Jaksa Belum Pastikan Panggil Ulang Dani Mardani, Kasi Intel: Silakan Monitor saat Sidang

asn pemkot cirebon pindah dari gedung setda
Kondisi Gedung Setda Kota Cirebon. Pemkot Cirebon mempertimbangkan terkait opsi pindah kantor ke Grage City Mall. FOTO: SENO DWI PRIYANTO - RADARCIREBON.ID
0 Komentar

RADARCIREBON.ID – Majelis hakim Pengadilan Tipikor Bandung secara terbuka dalam persidangan meminta Jaksa Penuntut Umum (JPU) Kejari Kota Cirebon melakukan pendalaman terhadap keterangan saksi anggota DPRD Agung Supirno.

Namun hingga saat ini, Kejari Kota Cirebon belum memberikan pernyataan resmi terkait tindak lanjut permintaan tersebut.

Begitu juga soal kemungkinan pemanggilan ulang mantan anggota DPRD Dani Mardani untuk hadir memberikan kesaksian di persidangan. Sampai sekarang, belum ada keterangan terbuka dari Kejari Kota Cirebon apakah Dani akan dipanggil kembali atau tidak.

Baca Juga:Soal Pembayaran Dam Kemenhaj Sebut Bisa di Tanah Suci Maupun Indonesia, Tapi MUI Punya Pendapat SendiriTerdakwa Kasus Paoman Menyangkal dan Cabut BAP, Keluarga Korban Tetap Yakin Pelakunya Ririn dan Priyo

Kasi Intel Kejari Kota Cirebon Roy Andhika Stevanus Sembiring SH saat dikonfirmasi Radar Cirebon, kemarin, mempersilakan publik memantau langsung jalannya sidang. “Bisa dimonitor dalam persidangan yang terbuka untuk umum pada tanggal tersebut di PN Tipikor Bandung,” ujarnya, singkat.

Sesuai jadwal, persidangan kasus korupsi Gedung Setda Kota Cirebon akan kembali dilaksanakan pada Selasa (19/5/2026), masih beragendakan pemeriksaan saksi-saksi. Pada sidang Selasa lalu (12/5/2026), hadir saksi anggota DPRD Agung Supirno dan Mohamad Handarujati Kalamulla atau Andru, serta mantan anggoat DPRD Dodi Arianto. Sedangkan Dani Mardani, juga mantan dewan, tak hadir.

Sementara itu, sumber Radar Cirebon menyebutkan sidang kasus Gedung Setda sempat akan ramai ketika salah satu nama diduga hilang dari posisi sebagai saksi.
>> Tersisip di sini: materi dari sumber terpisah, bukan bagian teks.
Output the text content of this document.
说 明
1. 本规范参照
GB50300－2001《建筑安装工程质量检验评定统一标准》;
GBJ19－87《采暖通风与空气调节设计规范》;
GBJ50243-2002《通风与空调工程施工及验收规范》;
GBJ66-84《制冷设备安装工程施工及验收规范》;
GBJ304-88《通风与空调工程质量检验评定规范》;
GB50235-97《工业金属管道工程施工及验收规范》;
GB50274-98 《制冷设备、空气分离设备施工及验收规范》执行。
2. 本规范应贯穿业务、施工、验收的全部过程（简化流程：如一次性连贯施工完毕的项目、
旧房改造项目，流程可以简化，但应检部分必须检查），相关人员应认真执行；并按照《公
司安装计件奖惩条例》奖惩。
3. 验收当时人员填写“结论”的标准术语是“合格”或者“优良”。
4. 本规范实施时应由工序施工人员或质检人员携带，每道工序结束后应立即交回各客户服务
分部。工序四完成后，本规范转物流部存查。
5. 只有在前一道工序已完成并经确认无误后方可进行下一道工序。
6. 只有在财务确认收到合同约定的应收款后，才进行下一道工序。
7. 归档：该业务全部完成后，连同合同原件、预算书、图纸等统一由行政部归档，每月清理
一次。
Setelah terkuak di media, nama itu akhirnya masuk lagi sebagai saksi dan telah memberikan kesaksikan di peridangan.

Hilangnya satu nama tersebut diduga merupakan bagian dari upaya pengamanan agar mata rantai kasus terputus. “Karena ini salah satunya berkaitan dengan Chika. Mereka semua (saksi dari legislatif, masih aktif maupaun mantan dewan, red) tahu siapa itu Chika,” ungkap sumber itu, Minggu (17/5/2026).

Sumber ini juga menyebut sosok Chika disebut sebagai anak seorang pejabat. Menurutnya, proyek bernilai di atas Rp10 miliar seperti Gedung Setda, biasanya membutuhkan dukungan partai sebagai “cantolan” ke atas. Dalam proses itu, ada pihak yang disebut masuk melalui PT Rivomas, perusahaan yang akhirnya mengerjakan proyek Gedung Setda. “Uang sudah masuk berapa oleh Chika, tahu-tahu tidak dimasukkan ke ULP. Mau tidak mau proyek itu jadi punya Rivomas. Akhirnya BPR Bank Cirebon dikorbankan untuk membantu proses pengembalian,” katanya.